Acreditamos que a pergunta “Morrissey é racista e xenófobo?” tenha sido respondida, infelizmente, com as diversas declarações imperdoáveis do cantor inglês nos últimos anos. Mas essa é uma questão que vem sendo discutida desde o início de sua carreira solo (“Bengali in platforms”, de “Viva hate”), e que em “Your arsenal”, seu terceiro trabalho de estúdio após a implosão dos Smiths, teve em “The national front disco” novo motivo para polêmica – mas o artista jurou na época ser uma ironia com a extrema-direita britânica, então cada um com sua sentença.

Polêmicas à parte, “Your arsenal” era o grande disco solo que Morrissey precisava lançar para sair definitivamente da sombra de seu ex-grupo. Se sua estreia em 1988 foi promissora, a sequência foi marcada pela irregular coletânea de singles “Bona drag” (1990) e o pavoroso “Kill uncle” (1991). Mas eis que o destino ajudou o mancuniano a encontrar seu caminho, com novos parceiros musicais e um produtor que o ajudou a sair da pasmaceira de algumas canções totalmente esquecíveis.

Os novos parceiros musicais foram os guitarristas Alain Whyte e Boz Boorer, dois rockabillies que injetaram adrenalina musical nas letras do cantor – Boorer, aliás, segue com Mozz até hoje. Já o produtor era Mick Ronson, guitarrista de David Bowie na fase Ziggy Stardust, que fez de “Your arsenal” um festival de glam rock da melhor qualidade.

Além de “The National Front Disco”, o disco tinha pauleiras como “You’re gonna need someone on your side”, “Glamorous glue”, “Tomorrow” e baladas como “We’ll let you know”, “Seasick, yet still docked” e ”I know it’s gonna happen someday”, regravada por ninguém menos que o ídolo David Bowie.

TOM WAITS, “Bone machine”
Inegavelmente, Tom Waits é artista de personalidade ímpar, e “Bone machine” é ótimo exemplo do estilo bem peculiar do cantor e compositor norte-americano.
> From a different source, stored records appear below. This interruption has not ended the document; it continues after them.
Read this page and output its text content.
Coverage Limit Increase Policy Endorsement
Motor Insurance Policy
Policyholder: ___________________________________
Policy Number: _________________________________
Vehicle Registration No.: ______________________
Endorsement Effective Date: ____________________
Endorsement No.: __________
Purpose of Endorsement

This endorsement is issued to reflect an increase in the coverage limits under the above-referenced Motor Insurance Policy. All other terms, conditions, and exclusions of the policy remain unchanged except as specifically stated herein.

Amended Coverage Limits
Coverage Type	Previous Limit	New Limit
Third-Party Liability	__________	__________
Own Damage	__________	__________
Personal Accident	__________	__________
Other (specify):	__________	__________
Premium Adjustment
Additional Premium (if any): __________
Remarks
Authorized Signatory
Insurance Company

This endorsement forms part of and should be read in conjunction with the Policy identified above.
Produzido pelo próprio Waits, o álbum levou o Grammy de melhor álbum de música alternativa no ano seguinte.

Com participações de nomes como Keith Richard, Les Claypool (Primus) e David Hidalgo (Los Lobos), o décimo-primeiro álbum de estúdio de Tom Waits foi gravado no porão dos estúdios Prairie Sun, na Califórnia (“Apenas um chão de cimento e um aquecedor de água”, disse ele na ocasião do lançamento), e é marcado por uma poesia sombria sobre morte e caos, além da voz rasgada, boêmia e “encachaçada” do cantor.

Quanto às composições, “Bone machine” tem uma musicalidade estranha, áspera e crua, que resulta em canções marcantes como a popular “I don’t wanna grow up” (regravada pelos Ramones e Scarlett Johansson), “Earth died screaming”, “Goin’ out West”, “That feel”, “Dirt in the ground” e “Murder in the red barn”.